لَا تَجِدُ قَوْمًا يُؤْمِنُونَ بِاللَّهِ وَالْيَوْمِ الْآخِرِ يُوَادُّونَ مَنْ حَادَّ اللَّهَ وَرَسُولَهُ وَلَوْ كَانُوا آبَاءَهُمْ أَوْ أَبْنَاءَهُمْ أَوْ إِخْوَانَهُمْ أَوْ عَشِيرَتَهُمْ أُولَئِكَ كَتَبَ فِي قُلُوبِهِمُ الْإِيمَانَ وَأَيَّدَهُمْ بِرُوحٍ مِنْهُ وَيُدْخِلُهُمْ جَنَّاتٍ تَجْرِي مِنْ تَحْتِهَا الْأَنْهَارُ خَالِدِينَ فِيهَا رَضِيَ اللَّهُ عَنْهُمْ وَرَضُوا عَنْهُ أُولَئِكَ حِزْبُ اللَّهِ أَلَا إِنَّ حِزْبَ اللَّهِ هُمُ الْمُفْلِحُونَ

“Kamu tak akan mendapati kaum yang beriman pada Allah dan hari akhirat, saling mencintai orang-orang yang menentang Allah dan Rasul-Nya, sekalipun orang-orang itu dari kalangan bapak-bapak, atau anak-anak atau saudara-saudara ataupun keluarga mereka. Mereka itulah orang-orang yang telah Allah tancapkan keimanan dalam hati mereka dan Allah kokohkan mereka dengan pertolongan yang datang dari-Nya. Allah masukkan mereka ke dalam surga yang mengalir di bawahnya sungai-sungai, mereka kekal di dalamnya. Allah ridha terhadap mereka, merekapun ridho terhadap-Nya. Mereka itulah golongan Allah. Ketahuilah, bahwa golongan Allah pasti beruntung.” (al-Mujadilah: 22)

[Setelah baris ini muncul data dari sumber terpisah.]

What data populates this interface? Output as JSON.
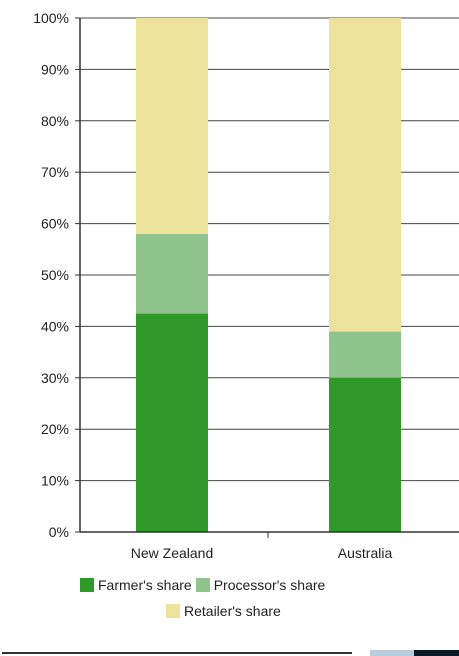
{
  "chart_data": {
    "type": "bar",
    "stacked": true,
    "categories": [
      "New Zealand",
      "Australia"
    ],
    "series": [
      {
        "name": "Farmer's share",
        "values": [
          42.5,
          30
        ],
        "color": "#2f9a2a"
      },
      {
        "name": "Processor's share",
        "values": [
          15.5,
          9
        ],
        "color": "#8fc48d"
      },
      {
        "name": "Retailer's share",
        "values": [
          42,
          61
        ],
        "color": "#ece29c"
      }
    ],
    "ylim": [
      0,
      100
    ],
    "yticks": [
      0,
      10,
      20,
      30,
      40,
      50,
      60,
      70,
      80,
      90,
      100
    ],
    "ytick_labels": [
      "0%",
      "10%",
      "20%",
      "30%",
      "40%",
      "50%",
      "60%",
      "70%",
      "80%",
      "90%",
      "100%"
    ],
    "grid": true,
    "legend_position": "bottom",
    "title": "",
    "xlabel": "",
    "ylabel": ""
  },
  "colors": {
    "grid": "#444444",
    "axis": "#333333",
    "bottom_swatch_light": "#b7cde0",
    "bottom_swatch_dark": "#0d1a24"
  }
}
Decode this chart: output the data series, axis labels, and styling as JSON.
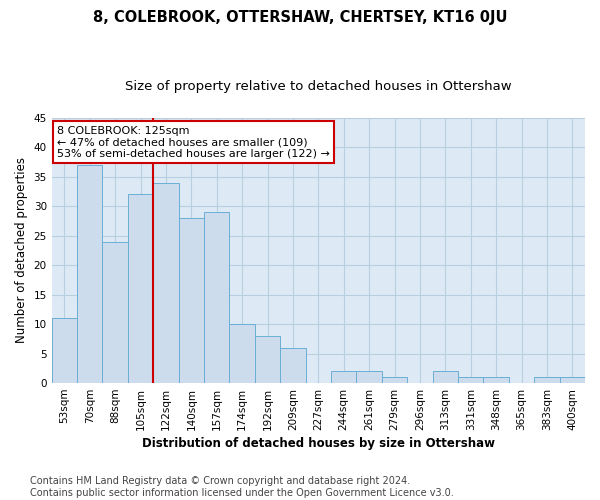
{
  "title": "8, COLEBROOK, OTTERSHAW, CHERTSEY, KT16 0JU",
  "subtitle": "Size of property relative to detached houses in Ottershaw",
  "xlabel": "Distribution of detached houses by size in Ottershaw",
  "ylabel": "Number of detached properties",
  "bin_labels": [
    "53sqm",
    "70sqm",
    "88sqm",
    "105sqm",
    "122sqm",
    "140sqm",
    "157sqm",
    "174sqm",
    "192sqm",
    "209sqm",
    "227sqm",
    "244sqm",
    "261sqm",
    "279sqm",
    "296sqm",
    "313sqm",
    "331sqm",
    "348sqm",
    "365sqm",
    "383sqm",
    "400sqm"
  ],
  "bar_heights": [
    11,
    37,
    24,
    32,
    34,
    28,
    29,
    10,
    8,
    6,
    0,
    2,
    2,
    1,
    0,
    2,
    1,
    1,
    0,
    1,
    1
  ],
  "bar_color": "#ccdcec",
  "bar_edge_color": "#6baed6",
  "vline_color": "#cc0000",
  "vline_x_index": 4,
  "annotation_text_line1": "8 COLEBROOK: 125sqm",
  "annotation_text_line2": "← 47% of detached houses are smaller (109)",
  "annotation_text_line3": "53% of semi-detached houses are larger (122) →",
  "annotation_box_facecolor": "#ffffff",
  "annotation_box_edgecolor": "#cc0000",
  "ylim": [
    0,
    45
  ],
  "yticks": [
    0,
    5,
    10,
    15,
    20,
    25,
    30,
    35,
    40,
    45
  ],
  "grid_color": "#b8cfe0",
  "plot_bg_color": "#ddeaf5",
  "footer_text": "Contains HM Land Registry data © Crown copyright and database right 2024.\nContains public sector information licensed under the Open Government Licence v3.0.",
  "title_fontsize": 10.5,
  "subtitle_fontsize": 9.5,
  "xlabel_fontsize": 8.5,
  "ylabel_fontsize": 8.5,
  "tick_fontsize": 7.5,
  "footer_fontsize": 7,
  "annotation_fontsize": 8
}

يَاأَيُّهَا الَّذِينَ آمَنُوا لَا تَتَّخِذُوا الْيَهُودَ وَالنَّصَارَى أَوْلِيَاءَ بَعْضُهُمْ أَوْلِيَاءُ بَعْضٍ وَمَنْ يَتَوَلَّهُمْ مِنْكُمْ فَإِنَّهُ مِنْهُمْ إِنَّ اللَّهَ لَا يَهْدِي الْقَوْمَ الظَّالِمِينَ

“Hai orang-orang yang beriman, janganlah kamu mengambil orang-orang Yahudi dan Nasrani menjadi penolong dan pembela (mu); sebahagian mereka adalah penolong dan pembela bagi sebahagian yang lain. Barangsiapa di antara kalian yang berloyal kepada mereka, maka sesungguhnya ia termasuk golongan mereka. Sesungguhnya Allah tidak memberi petunjuk kepada orang-orang yang zalim.” (al-Maidah: 51)

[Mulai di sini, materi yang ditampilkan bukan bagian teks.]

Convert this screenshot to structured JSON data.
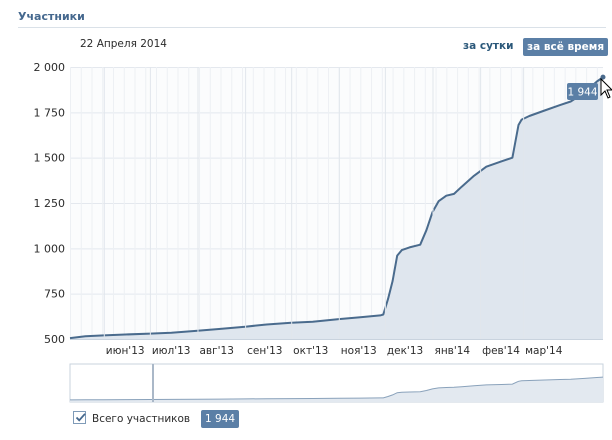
{
  "section": {
    "title": "Участники"
  },
  "date_label": "22 Апреля 2014",
  "period": {
    "day": "за сутки",
    "all_time": "за всё время"
  },
  "colors": {
    "line": "#4a6b8d",
    "fill": "#dfe6ee",
    "accent": "#5b7fa6"
  },
  "chart_data": {
    "type": "area",
    "ylim": [
      500,
      2000
    ],
    "y_ticks": [
      500,
      750,
      1000,
      1250,
      1500,
      1750,
      2000
    ],
    "y_tick_labels": [
      "500",
      "750",
      "1 000",
      "1 250",
      "1 500",
      "1 750",
      "2 000"
    ],
    "x_tick_labels": [
      "июн'13",
      "июл'13",
      "авг'13",
      "сен'13",
      "окт'13",
      "ноя'13",
      "дек'13",
      "янв'14",
      "фев'14",
      "мар'14"
    ],
    "x_tick_dates": [
      "2013-06-01",
      "2013-07-01",
      "2013-08-01",
      "2013-09-01",
      "2013-10-01",
      "2013-11-01",
      "2013-12-01",
      "2014-01-01",
      "2014-02-01",
      "2014-03-01"
    ],
    "x_range": [
      "2013-05-10",
      "2014-04-22"
    ],
    "grid": true,
    "series": [
      {
        "name": "Всего участников",
        "x": [
          "2013-05-10",
          "2013-05-20",
          "2013-06-01",
          "2013-06-15",
          "2013-07-01",
          "2013-07-15",
          "2013-08-01",
          "2013-08-15",
          "2013-09-01",
          "2013-09-15",
          "2013-10-01",
          "2013-10-15",
          "2013-11-01",
          "2013-11-15",
          "2013-11-28",
          "2013-11-30",
          "2013-12-03",
          "2013-12-06",
          "2013-12-09",
          "2013-12-12",
          "2013-12-17",
          "2013-12-24",
          "2013-12-28",
          "2014-01-01",
          "2014-01-05",
          "2014-01-10",
          "2014-01-15",
          "2014-01-20",
          "2014-01-28",
          "2014-02-05",
          "2014-02-15",
          "2014-02-22",
          "2014-02-26",
          "2014-02-28",
          "2014-03-05",
          "2014-03-15",
          "2014-03-25",
          "2014-04-01",
          "2014-04-10",
          "2014-04-18",
          "2014-04-22"
        ],
        "values": [
          505,
          515,
          520,
          525,
          530,
          535,
          545,
          555,
          568,
          580,
          590,
          595,
          610,
          620,
          630,
          635,
          720,
          820,
          960,
          990,
          1005,
          1020,
          1100,
          1200,
          1260,
          1290,
          1300,
          1340,
          1400,
          1450,
          1480,
          1500,
          1680,
          1710,
          1730,
          1760,
          1790,
          1810,
          1860,
          1920,
          1944
        ]
      }
    ],
    "cursor_value": "1 944"
  },
  "legend": {
    "label": "Всего участников",
    "value": "1 944"
  }
}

Menghambur-hamburkan Harta

Sudah menjadi hal yang lazim dan mesti terjadi dalam perayaan tahun baru, selalu diwarnai dengan berbagai hiburan dan pesta kembang api. Tentu hal itu akan menghabiskan biaya yang tak sedikit sementara membelanjakan harta dalam hal seperti ini termasuk Tabdzir (menghambur-hamburkan harta) pada hal yang sia-sia, padahal di sana masih banyak orang-orang yang membutuhkan.

Perbuatan ini sangat bertentangan dengan norma-norma Islam yang mengajarkan hidup hemat dan tidak membelanjakan harta kecuali pada hal yang bermanfaat, baik dalam urusan dunia terlebih akhirat. Adapun menghambur-hamburkan harta (Tabdzir) adalah sikap yang tercela dalam Islam bahkan Allah menggolongkan orang-orang yang boros dan suka menghambur-hamburkan harta sebagai saudara setan. Sebagaimana firman-Nya,

إِنَّ الْمُبَذِّرِينَ كَانُوا إِخْوَانَ الشَّيَاطِينِ وَكَانَ الشَّيْطَانُ لِرَبِّهِ كَفُورًا

“Sesungguhnya pemboros-pemboros itu adalah saudara-saudara syaitan dan syaitan itu adalah sangat ingkar kepada Tuhannya.” (al-Isra’: 27)

Dan sifat Tabdzir merupakan sifat yang terlarang,

لَا تُسْرِفُوا إِنَّهُ لَا يُحِبُّ الْمُسْرِفِينَ

“Janganlah berlebih-lebihan sesungguhnya Allah tidak menyukai orang-orang yang berlebih-lebihan.” (al-A’raf: 31)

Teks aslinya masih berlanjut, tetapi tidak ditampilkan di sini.